IEP is short for Individualized Educational Plan and is defined as a plan or program developed to ensure that a child who has a disability and is attending an educational institution receives specialized instruction and related services. In preparation for the IEP meeting BPS had their therapists observe Gigi in her playgroup. This wasn’t just a therapist or two, it was six – a speech therapist, developmental therapist, physical therapist, occupational therapist, psychologist, and nurse. There was also a coordinator who supervised.
There were a couple of issues going on at the time. First of all, Gigi wasn’t walking. She was also going through a phase where she’d cry for a while when I dropped her off at her weekly early intervention playgroup, which was the location where the therapists would observe her. Lastly she needs to be watched when she eats because she stuffs her mouth with food. But BPS worked with us. One specialist even came to our home to evaluate her so that Gigi was in a more comfortable setting.
There was open communication throughout the process and they all fell in love with her. I got to know these therapists as they didn’t observe her just once but multiple times to really get an understanding of who Gigi is and what her capabilities are. In the end I was blown away at the amount of time spent understanding Gigi so that when the day came, the dreaded day of the IEP, I didn’t cry from stress like I thought I would. Yes it was nerve-wracking as I couldn’t get the IEP’s bad reputation out of my head, but it was a successful working meeting where Gigi’s parents, current therapists, and therapists from the public school system came together to find the best fit for Gigi. And they found a great inclusive school for her (more on that later).
The IEP included very detailed measurable goals for her development during her first year of school, such as she will increase her expressive language skills 80% of the time. The IEP also included specifics per the nurse, for example she must be supervised at snack and meals and she must have her hands washed before she eats. Trust me, I didn’t initiate that one but I was happy to have it in the plan. IEP meeting a 100% success!!
In speaking with other moms that I’ve met across the country, I see that first IEP meetings sadly don’t always go this way. Here are some tips that worked for us for a smooth and successfully IEP meeting:
- Keep the lines of communication open – I was open from the very beginning that I wished for an inclusive setting for Gigi but would like their input and expertise as well.
- Make sure you have a vision statement ready – During the meeting we were asked what our vision for Gigi was. We already had a 1-pager all about her. This 1-pager idea is the creation of a fellow mom named Tiffany who initially made this for her daughter. Tiffany blogs about it here with detailed instructions.

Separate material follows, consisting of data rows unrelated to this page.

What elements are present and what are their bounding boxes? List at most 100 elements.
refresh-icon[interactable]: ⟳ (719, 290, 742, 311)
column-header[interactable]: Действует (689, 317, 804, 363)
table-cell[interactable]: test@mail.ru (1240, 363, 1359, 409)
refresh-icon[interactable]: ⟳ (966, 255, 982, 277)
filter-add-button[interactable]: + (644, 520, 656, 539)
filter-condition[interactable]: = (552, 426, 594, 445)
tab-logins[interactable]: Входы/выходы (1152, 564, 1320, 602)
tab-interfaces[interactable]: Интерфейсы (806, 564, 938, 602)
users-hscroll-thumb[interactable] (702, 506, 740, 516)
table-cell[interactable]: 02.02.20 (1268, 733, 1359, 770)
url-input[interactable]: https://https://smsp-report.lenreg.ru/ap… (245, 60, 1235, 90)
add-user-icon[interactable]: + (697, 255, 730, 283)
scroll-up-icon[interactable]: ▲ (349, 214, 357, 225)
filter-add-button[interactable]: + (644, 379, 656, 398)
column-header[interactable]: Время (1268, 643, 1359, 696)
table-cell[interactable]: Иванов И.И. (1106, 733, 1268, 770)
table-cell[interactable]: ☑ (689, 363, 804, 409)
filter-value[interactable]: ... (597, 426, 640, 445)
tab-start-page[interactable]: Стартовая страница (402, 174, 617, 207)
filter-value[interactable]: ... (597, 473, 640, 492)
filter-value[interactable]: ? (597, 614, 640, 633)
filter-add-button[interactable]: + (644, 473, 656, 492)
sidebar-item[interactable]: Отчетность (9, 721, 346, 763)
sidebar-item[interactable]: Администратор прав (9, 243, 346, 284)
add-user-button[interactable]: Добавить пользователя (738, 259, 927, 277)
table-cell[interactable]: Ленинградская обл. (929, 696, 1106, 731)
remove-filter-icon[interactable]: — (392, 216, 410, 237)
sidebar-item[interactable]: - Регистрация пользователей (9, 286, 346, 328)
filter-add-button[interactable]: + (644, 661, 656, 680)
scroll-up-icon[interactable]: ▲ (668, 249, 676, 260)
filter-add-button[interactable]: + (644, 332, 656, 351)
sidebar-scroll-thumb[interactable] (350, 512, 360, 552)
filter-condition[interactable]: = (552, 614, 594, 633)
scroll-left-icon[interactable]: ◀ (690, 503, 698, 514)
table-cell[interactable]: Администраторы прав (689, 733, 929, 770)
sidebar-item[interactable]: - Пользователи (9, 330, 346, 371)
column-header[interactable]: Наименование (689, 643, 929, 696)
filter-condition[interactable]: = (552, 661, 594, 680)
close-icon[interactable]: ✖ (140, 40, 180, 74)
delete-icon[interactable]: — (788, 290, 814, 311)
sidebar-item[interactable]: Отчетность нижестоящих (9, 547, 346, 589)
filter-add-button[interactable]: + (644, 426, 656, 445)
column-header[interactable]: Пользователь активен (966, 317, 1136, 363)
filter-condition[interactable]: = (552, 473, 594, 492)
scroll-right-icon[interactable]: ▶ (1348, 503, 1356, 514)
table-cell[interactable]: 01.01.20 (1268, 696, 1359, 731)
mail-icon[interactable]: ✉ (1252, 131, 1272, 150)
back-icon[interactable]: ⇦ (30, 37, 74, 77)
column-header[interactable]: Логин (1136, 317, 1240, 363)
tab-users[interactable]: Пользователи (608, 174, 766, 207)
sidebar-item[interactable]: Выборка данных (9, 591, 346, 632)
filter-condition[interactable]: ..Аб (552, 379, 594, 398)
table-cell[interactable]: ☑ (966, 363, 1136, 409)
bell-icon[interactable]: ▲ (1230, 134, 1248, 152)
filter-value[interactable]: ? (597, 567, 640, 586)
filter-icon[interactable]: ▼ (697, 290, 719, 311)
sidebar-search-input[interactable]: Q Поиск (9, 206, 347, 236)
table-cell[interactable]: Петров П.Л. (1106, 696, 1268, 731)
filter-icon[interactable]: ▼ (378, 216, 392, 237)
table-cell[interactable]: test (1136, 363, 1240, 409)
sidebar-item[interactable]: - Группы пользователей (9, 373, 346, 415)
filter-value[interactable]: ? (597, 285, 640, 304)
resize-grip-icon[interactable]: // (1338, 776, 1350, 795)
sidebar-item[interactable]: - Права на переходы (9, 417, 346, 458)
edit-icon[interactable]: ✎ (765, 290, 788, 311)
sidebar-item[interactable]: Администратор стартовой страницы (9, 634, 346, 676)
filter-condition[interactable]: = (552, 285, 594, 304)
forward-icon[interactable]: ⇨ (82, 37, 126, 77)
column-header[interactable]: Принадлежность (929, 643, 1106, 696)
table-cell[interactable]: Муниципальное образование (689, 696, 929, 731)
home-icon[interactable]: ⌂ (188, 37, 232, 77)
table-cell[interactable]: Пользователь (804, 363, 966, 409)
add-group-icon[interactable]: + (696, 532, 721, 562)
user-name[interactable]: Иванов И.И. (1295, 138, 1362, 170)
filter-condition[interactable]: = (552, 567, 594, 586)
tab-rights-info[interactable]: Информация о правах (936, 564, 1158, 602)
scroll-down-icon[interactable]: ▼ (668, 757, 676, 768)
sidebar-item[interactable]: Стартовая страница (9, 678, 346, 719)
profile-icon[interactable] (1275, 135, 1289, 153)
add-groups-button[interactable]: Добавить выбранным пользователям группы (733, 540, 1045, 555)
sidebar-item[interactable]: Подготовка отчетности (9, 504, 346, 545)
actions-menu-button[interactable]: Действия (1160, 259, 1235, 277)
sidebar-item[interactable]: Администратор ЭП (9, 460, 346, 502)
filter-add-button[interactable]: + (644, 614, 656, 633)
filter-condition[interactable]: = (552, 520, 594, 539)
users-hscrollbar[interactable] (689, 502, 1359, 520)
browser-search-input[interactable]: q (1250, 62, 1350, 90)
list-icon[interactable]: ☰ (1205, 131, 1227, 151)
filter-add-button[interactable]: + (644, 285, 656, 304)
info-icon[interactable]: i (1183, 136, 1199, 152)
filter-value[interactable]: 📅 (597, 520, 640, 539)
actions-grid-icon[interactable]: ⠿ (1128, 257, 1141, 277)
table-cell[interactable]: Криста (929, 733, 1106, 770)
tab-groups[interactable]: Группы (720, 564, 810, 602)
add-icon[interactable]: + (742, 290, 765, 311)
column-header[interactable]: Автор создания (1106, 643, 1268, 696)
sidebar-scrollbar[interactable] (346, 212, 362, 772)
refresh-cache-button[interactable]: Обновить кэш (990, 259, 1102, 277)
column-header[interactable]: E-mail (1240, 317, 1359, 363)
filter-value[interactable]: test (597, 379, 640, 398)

- Don’t bring an advocate right away – This was advice given to me by an early intervention professional who has sat in on many IEP meetings. I agree, bringing an advocate in the beginning can be seen as confrontational. Only introduce one if the initial meeting doesn’t go well.
- Don’t sign the IEP right away. Take it home and read it when you can fully go through it.
It’s unfortunate that not all initial IEP meetings go smoothly. The good news is that some go very well, as in our case. Some don’t deserve that bad reputation.